Kelly told CNN that his wife has made major progress since Saturday’s mass shooting rampage. In addition to being able to sit up, move her arms and legs, and open her eyes, Gifford appears to have an awareness of her surroundings, Kelly said.

When President Barack Obama visited the wounded Giffords in the hospital Wednesday, she seemed to recognize that he was there, Kelly said.

“I think she did know … though, I think she was trying to figure out what he was doing there,” Kelly told CNN in his first interview since the shooting.

Kelly added that his wife’s breathing tube could be removed Friday.

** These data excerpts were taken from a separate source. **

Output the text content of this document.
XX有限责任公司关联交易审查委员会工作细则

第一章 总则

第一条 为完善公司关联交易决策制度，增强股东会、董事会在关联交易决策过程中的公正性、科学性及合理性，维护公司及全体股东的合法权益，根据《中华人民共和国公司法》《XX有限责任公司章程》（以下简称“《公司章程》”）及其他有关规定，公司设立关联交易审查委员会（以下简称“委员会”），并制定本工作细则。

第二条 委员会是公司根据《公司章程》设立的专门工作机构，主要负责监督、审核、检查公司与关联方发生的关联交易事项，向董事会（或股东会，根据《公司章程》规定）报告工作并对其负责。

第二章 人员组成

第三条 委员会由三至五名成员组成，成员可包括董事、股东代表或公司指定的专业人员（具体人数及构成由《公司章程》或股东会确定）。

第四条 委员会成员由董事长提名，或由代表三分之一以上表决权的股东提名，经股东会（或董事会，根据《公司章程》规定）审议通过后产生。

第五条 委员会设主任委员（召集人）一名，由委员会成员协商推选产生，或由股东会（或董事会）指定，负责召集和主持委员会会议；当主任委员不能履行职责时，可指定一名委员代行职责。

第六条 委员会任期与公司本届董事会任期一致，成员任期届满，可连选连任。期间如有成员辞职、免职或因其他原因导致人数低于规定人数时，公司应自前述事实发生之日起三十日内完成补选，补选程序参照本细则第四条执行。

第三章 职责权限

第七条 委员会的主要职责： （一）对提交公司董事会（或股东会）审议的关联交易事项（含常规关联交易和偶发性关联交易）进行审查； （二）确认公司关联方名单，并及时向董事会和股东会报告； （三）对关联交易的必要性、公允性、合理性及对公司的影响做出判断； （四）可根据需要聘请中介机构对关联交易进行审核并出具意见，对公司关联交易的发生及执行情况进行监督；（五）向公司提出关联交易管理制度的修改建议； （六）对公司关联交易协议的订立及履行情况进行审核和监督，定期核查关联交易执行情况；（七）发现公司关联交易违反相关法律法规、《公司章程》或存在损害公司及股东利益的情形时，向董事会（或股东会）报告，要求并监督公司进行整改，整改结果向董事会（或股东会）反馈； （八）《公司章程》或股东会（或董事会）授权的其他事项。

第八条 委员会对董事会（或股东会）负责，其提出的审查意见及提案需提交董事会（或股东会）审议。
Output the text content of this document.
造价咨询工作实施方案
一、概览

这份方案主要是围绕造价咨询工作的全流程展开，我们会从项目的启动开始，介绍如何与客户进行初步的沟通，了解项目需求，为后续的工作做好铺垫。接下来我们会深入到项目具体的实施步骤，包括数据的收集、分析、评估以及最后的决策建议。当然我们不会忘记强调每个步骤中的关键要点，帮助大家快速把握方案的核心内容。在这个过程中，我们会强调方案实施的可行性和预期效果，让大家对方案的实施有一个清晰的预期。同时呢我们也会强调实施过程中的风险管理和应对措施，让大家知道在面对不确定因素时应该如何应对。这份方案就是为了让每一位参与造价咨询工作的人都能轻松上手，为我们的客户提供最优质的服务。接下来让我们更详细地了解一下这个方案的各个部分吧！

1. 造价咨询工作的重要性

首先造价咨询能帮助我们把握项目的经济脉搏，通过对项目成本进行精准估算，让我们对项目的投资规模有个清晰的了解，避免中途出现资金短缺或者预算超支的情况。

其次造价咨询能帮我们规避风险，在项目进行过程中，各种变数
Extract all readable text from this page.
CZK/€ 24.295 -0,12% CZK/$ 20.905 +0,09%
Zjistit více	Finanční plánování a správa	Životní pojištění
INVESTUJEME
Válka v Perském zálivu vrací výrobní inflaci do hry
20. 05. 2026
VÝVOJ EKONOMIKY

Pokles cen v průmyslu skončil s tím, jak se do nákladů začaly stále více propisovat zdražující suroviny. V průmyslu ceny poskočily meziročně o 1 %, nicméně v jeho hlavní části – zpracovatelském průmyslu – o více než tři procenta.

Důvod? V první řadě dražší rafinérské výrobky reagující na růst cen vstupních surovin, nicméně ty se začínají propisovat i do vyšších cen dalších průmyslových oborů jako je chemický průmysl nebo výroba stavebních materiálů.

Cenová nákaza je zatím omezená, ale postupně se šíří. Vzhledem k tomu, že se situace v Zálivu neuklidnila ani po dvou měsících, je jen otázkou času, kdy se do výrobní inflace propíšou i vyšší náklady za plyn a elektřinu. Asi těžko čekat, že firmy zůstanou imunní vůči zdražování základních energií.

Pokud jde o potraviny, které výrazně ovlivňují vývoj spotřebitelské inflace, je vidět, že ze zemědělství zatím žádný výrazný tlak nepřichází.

Doctors have expressed confidence in Giffords’s recovery. Dr. Peter Rhee, trauma chief at the University of Arizona Medical Center and a former combat surgeon, said Tuesday that Giffords has a “101 percent chance” of survival.

“I do think about her neurological function, and it is just too early to tell what that will be,” Kelly said.

Dr. Randall Friese, a trauma surgeon, told CNN about Giffords’s first moments in the hospital.

“My first response was I grabbed her hand, leaned into her and said ‘Ms. Giffords, you’re in the hospital, we’re going to care for you, please squeeze my hand’ and she did,” Friese said. “I got the impression that she was trying to communicate but was frustrated by the fact that she couldn’t communicate.”